Gadolinium porphyrin complexes, composed of the lanthanide coordinated to a porphyrin (motexafin gadolinium, MGd, Xcytrin or Gd(III)-tex), have been investigated as potential radiosensitizers [32–34]. In vitro studies suggest that gadolinium is able to deplete ascorbate and glutathione by direct binding, leading to a consequent increase in free radical production with improved radiosensitivity [35]. Although, preclinically, this radiosensitization effect was not uniform over different tumor types [36], clinical development demonstrated a benefit to patients [34]. In a phase 1 study, MRI showed a passive accumulation of the drug in tumor cells, presumably by extravasation from leaky vessels [32,34]. In a phase 3 study, patients with non-small cell lung cancer (NSCLC) brain metastases when treated with whole brain RT and Xcytrin experienced a significantly prolonged interval to neurological progression compared to patients treated with RT alone [37]. In 2007, Pharmacyclics received a nonapprovable letter from the US Food and Drug Administration for Xcytrin, and no further development has been reported.

Hypoxic Cytotoxins (HACs)

  1. Mitomycin, porfiromycin, and apaziquone

  2. Tirapazamine

  3. AQ4N

Like a family tree, the radiosensitizer evolutionary branches diverge in an entirely different direction with hypoxic cytotoxins. These classes of compounds attempt to exploit, rather than overcome, tumor hypoxia. The drawbacks of tumor reoxygenation and the oxygen mimetics led to an interest in research on hypoxia-selective agents that had independent cytotoxic activity in addition to radiosensitization.
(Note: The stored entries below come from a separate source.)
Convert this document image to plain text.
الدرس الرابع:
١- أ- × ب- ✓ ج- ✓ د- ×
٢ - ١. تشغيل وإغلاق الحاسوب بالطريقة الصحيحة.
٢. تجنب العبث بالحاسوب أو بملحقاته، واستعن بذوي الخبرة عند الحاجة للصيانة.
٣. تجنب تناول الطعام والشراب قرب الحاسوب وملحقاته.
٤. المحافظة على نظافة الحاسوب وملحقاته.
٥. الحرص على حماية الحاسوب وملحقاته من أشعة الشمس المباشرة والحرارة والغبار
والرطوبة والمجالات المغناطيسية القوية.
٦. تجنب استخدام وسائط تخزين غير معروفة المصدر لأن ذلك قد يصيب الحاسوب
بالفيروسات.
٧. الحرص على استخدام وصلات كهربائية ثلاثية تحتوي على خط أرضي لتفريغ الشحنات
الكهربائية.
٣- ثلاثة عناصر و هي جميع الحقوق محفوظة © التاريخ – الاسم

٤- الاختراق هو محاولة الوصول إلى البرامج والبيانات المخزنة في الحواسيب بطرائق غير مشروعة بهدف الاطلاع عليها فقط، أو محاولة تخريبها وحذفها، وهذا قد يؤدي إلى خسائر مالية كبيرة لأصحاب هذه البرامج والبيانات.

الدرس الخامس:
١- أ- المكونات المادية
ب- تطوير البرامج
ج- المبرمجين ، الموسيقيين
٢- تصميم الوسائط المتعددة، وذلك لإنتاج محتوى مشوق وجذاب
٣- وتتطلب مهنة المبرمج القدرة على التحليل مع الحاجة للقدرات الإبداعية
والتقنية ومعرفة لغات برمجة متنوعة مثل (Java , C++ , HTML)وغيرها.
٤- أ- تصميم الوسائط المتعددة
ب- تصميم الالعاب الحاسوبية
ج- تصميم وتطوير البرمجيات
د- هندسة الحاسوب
These hypoxia-activated cytotoxins (HACs) were developed based on the hypothesis that the differences in oxygenation between normal and malignant cells can be turned from a prognostic handicap into a clinical advantage [2,38]. Conceptually, compounds that are converted to cytotoxic agents under different oxygenation states should be effective radiosensitizers. For all of these compounds, because activation occurs rapidly, a balance of key parameters was found to be critical for effective antitumor activity. Of these the reduction potential [39,40], a factor that influences the ratio of activity under hypoxic versus normoxic conditions, the relative expression of the relevant reductases in tumor versus normal tissue [41], and tumor penetration [42] have proven to be most important [43].
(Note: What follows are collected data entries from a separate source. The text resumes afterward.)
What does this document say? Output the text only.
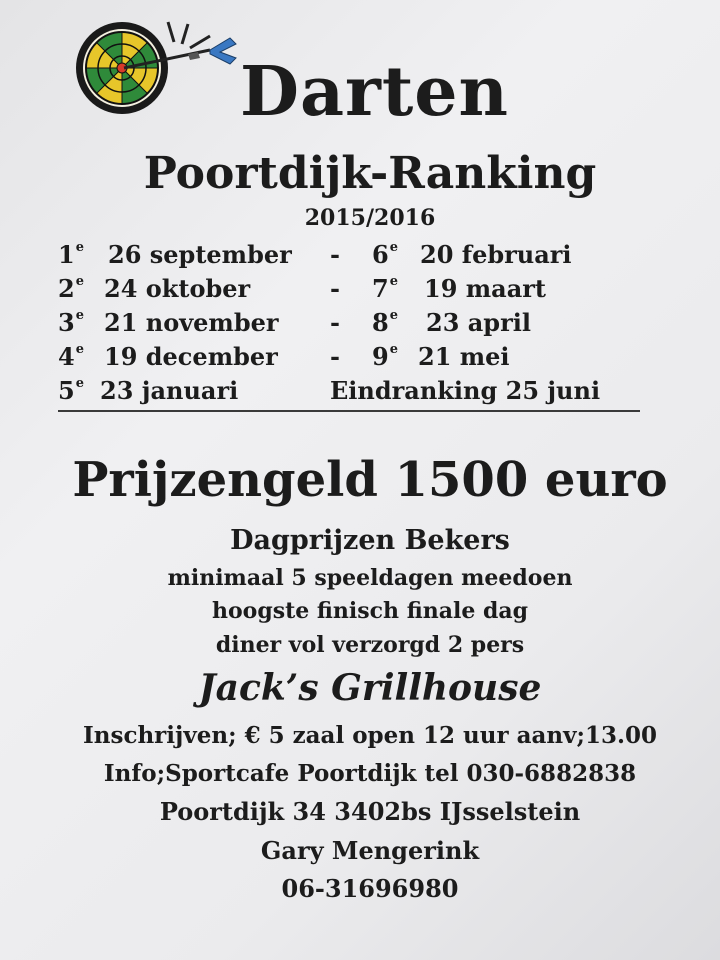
Darten
Poortdijk-Ranking
2015/2016
1e 26 september - 6e 20 februari
2e 24 oktober	- 7e 19 maart
3e 21 november - 8e 23 april
4e 19 december - 9e 21 mei
5e 23 januari	Eindranking 25 juni
Prijzengeld 1500 euro
Dagprijzen Bekers
minimaal 5 speeldagen meedoen
hoogste finisch finale dag
diner vol verzorgd 2 pers
Jack’s Grillhouse
Inschrijven; € 5 zaal open 12 uur aanv;13.00
Info;Sportcafe Poortdijk tel 030-6882838
Poortdijk 34 3402bs IJsselstein
Gary Mengerink
06-31696980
Mitomycin, Porfiromycin, Apaziquone

Mitomycin C (MMC) is the prototype radiosensitizing natural product cytotoxin that undergoes enzymatic reduction to generate an alkylating species; however, it has severe adverse effects attributed to its lack of preferential selectivity for hypoxic cells and, in most clinical trials, was only administered once or twice during a radiotherapy course [44]. Although it is no longer widely used clinically, MMC did demonstrate the potential of bioreductively activated drugs to selectively kill hypoxic cells in solid tumors [45]. The molecular mechanism of MMC, bioactivation through CYP 450 reductive metabolism, followed by a N-alkylation [46], represents a model for HAC. These include Porfiromycin (methyl mitomycin) [47], a close analog of MMC that has an improved therapeutic index compared to MMC. The combination of radiotherapy and Porfiromycin has been studied both preclinically [47–49] and in a number of long-term trials in patients with squamous cell cancer of the head comparing the effect of radiotherapy with either Porfiromycin or MMC [50,51]. Despite promising preclinical data, Porfiromycin was found not be as effective as MMC when combined with radiotherapy for the treatment of this tumor type [50].
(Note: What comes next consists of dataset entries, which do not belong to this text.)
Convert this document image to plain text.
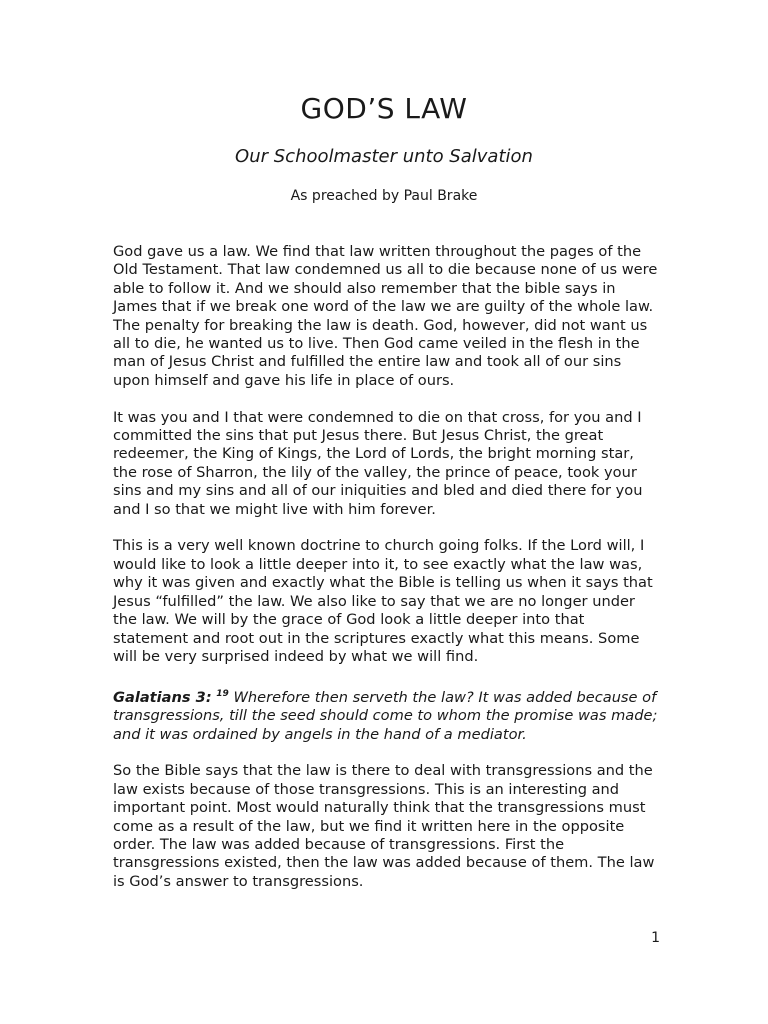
GOD’S LAW
Our Schoolmaster unto Salvation
As preached by Paul Brake

God gave us a law. We find that law written throughout the pages of the Old Testament. That law condemned us all to die because none of us were able to follow it. And we should also remember that the bible says in James that if we break one word of the law we are guilty of the whole law. The penalty for breaking the law is death. God, however, did not want us all to die, he wanted us to live. Then God came veiled in the flesh in the man of Jesus Christ and fulfilled the entire law and took all of our sins upon himself and gave his life in place of ours.

It was you and I that were condemned to die on that cross, for you and I committed the sins that put Jesus there. But Jesus Christ, the great redeemer, the King of Kings, the Lord of Lords, the bright morning star, the rose of Sharron, the lily of the valley, the prince of peace, took your sins and my sins and all of our iniquities and bled and died there for you and I so that we might live with him forever.

This is a very well known doctrine to church going folks. If the Lord will, I would like to look a little deeper into it, to see exactly what the law was, why it was given and exactly what the Bible is telling us when it says that Jesus “fulfilled” the law. We also like to say that we are no longer under the law. We will by the grace of God look a little deeper into that statement and root out in the scriptures exactly what this means. Some will be very surprised indeed by what we will find.

Galatians 3: $^{19}$ Wherefore then serveth the law? It was added because of transgressions, till the seed should come to whom the promise was made; and it was ordained by angels in the hand of a mediator.

So the Bible says that the law is there to deal with transgressions and the law exists because of those transgressions. This is an interesting and important point. Most would naturally think that the transgressions must come as a result of the law, but we find it written here in the opposite order. The law was added because of transgressions. First the transgressions existed, then the law was added because of them. The law is God’s answer to transgressions.

1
Structurally similar to MMC, apaziquone (EOquin, EO9) is a bioreductive cytotoxic agent that retains the indolequinone functionality required for activity [52]. Apaziquone undergoes an oxygen dependent one electron reduction, mediated by NQO1 (NAD(P)H:Quinone oxidoreductase, EC 1.6.99.2) [53] to give a radical species with cytotoxic activity through DNA double-strand breaks. Although NQO1 is the primary activation catalyst for this drug, activity under hypoxic conditions has been reported in those tumors that have low or no levels of NQO1. Under these conditions, activation of apaziquone is catalyzed by single-electron reductases, for example, CYP450s. In addition, the drug also undergoes an oxygen-independent two electron reduction by DT diaphorase [54,55]. In early clinical studies of the drug administered IV, however, poor pharmacokinetic properties, especially rapid clearance and poor tumor penetration as well as an unfavorable toxicity profile, resulted in a reexamination of the route of delivery [56]. Apaziquone is now being developed for superficial bladder cancer and is being administered intravesically [52,57–59].

Tirapazamine

Originally identified as a herbicidal agent, the nitroxide tirapazamine (TPZ) was first described as a potential anticancer agent in 1986 [60]. The chemical structure of this compound incorporates a 1,2,4-benzotriazine-1,4 dioxide group that is susceptible to bioreduction. TPZ differs from the oxygen mimetics in that it does not “fix” radiation-induced DNA damage, but like the HAPs and HACs, is preferentially cytotoxic under hypoxic conditions. Unlike other HAPs and HACs, however, bioreduction results in the generation of a cytotoxic radical that exerts its effects directly on the surrounding tissue. In a form of futile cycling, TPZ undergoes reversible, one-electron reduction to form a neutral radical intermediate under aerobic conditions. Under hypoxic conditions, this radical is stabilized and can act as a cytotoxic agent in its own right [61]. Further hemolytic cleavage results in the expulsion of a hydroxyl radical, a known DNA-damaging species [40].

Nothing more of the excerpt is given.